Investigate why budget pacing slowed on those campaigns. Restore spend or reallocate to the working ASCs. Set a budget alert to catch this earlier next time.
The whole diagnosis takes one report and four filters. Without the framework, the same investigation often spreads into landing page tests, ad creative reviews and product page audits before getting to the actual cause.

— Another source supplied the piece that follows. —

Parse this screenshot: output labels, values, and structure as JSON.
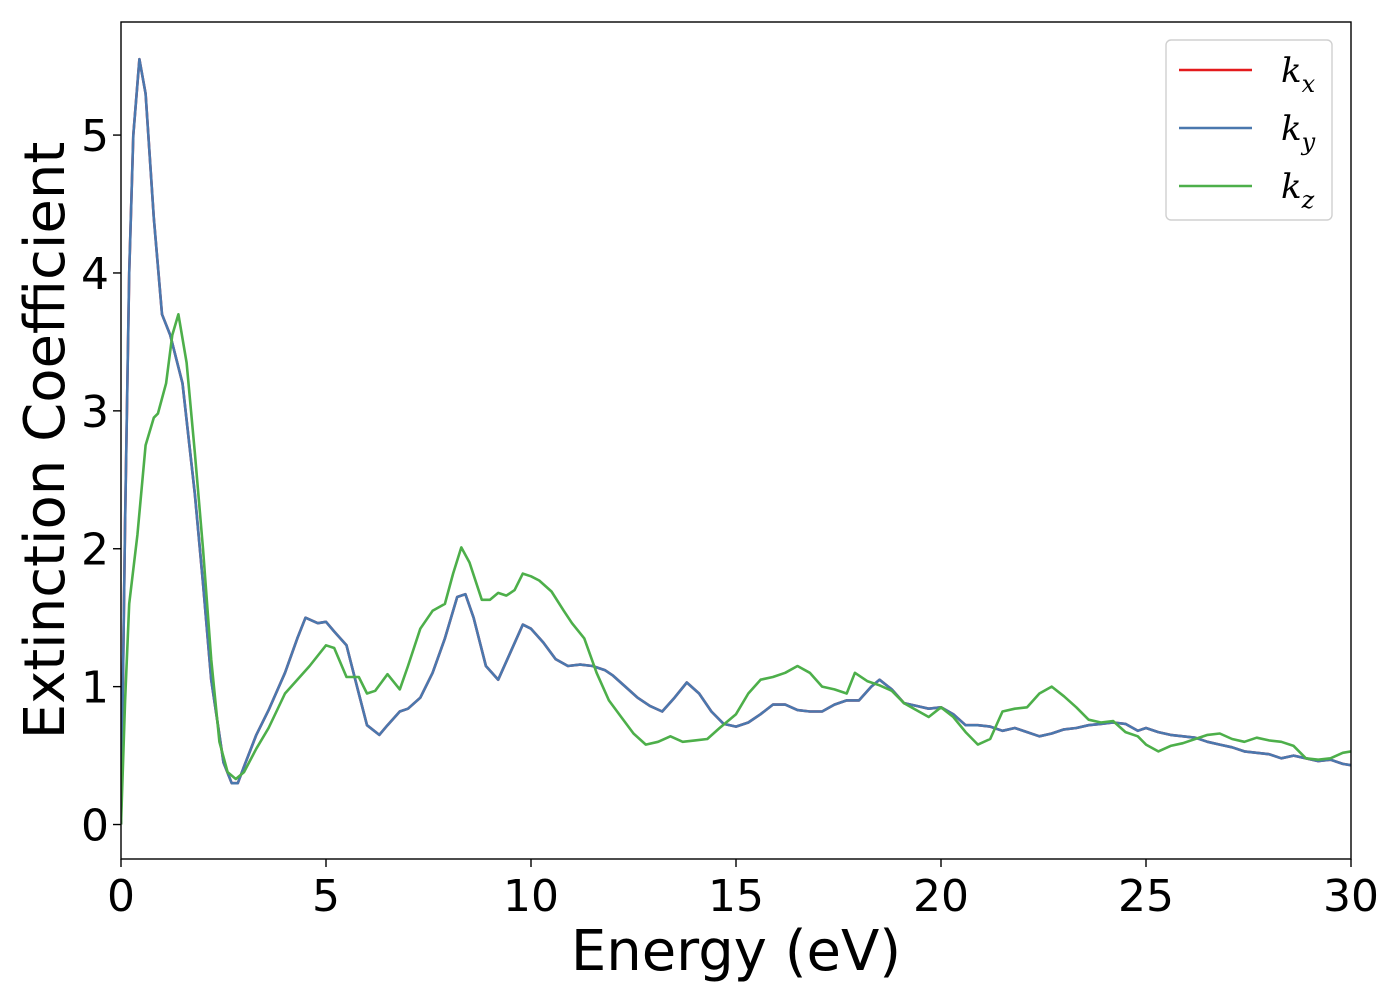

Worked example: conversion rate drop with stable traffic

Different scenario. Total users are flat, but new customer conversion rate has dropped from 1.8% to 1.2%.
1

Identify whether its a channel or site issue

Session to engagement % is down across all channels by a similar magnitude. Comparing channel new_cr% confirms this and points to something site-wide.
2

Review Website Funnel

Review the Website Conversion report to identify which funnel stage the drop is occuring; engaged session -> add to cart, add to cart -> start checkout, start checkout -> purchase. There is a noticeable drop in the start checkout -> purchase stage.
3

Investigate

Jump into the checkout and review end to end. You notice free shipping isn’t being triggered despite being over the order threshold. Something has broken the free shipping rule, investigate Shopify shipping rules.
When channel-level data shows no single culprit, the answer almost always lives outside the dashboards. Check the site itself.

Where this data lives

The primary reports for acquisition diagnosis are channel_reporting and ecommerce_funnel. The channel_reporting report contains total_users, new_orders, new_customers, spend, cost_per_user and new_customer_cr, sliceable by channel, campaign_name and landing_page. While the ecommerce_funnel provides a conversion rate breakdown across the various buying steps on the website (visit -> engagement -> add to cart -> enter checkout -> purchase). For the dashboards that visualise this:

Common mistakes

Total orders include repeat customers. If you mix them into your acquisition analysis, you’ll mistake retention strength for acquisition strength, and vice versa. Always filter to new_orders for this pillar.
Paid traffic responds within hours to spend changes. Organic traffic moves on weekly to monthly cycles. Comparing them on the same time scale produces misleading conclusions. Look at paid trends in days, organic trends in weeks.
A channel with 200 users showing a 50% CR change is rarely a meaningful signal. Weight your investigation toward channels that drive most of your volume. Investigate small channels last, not first.
If channel-level data shows no clear driver, the issue is often functional. Broken checkout, slow page load, removed payment method. Walk the funnel before going deeper into the data.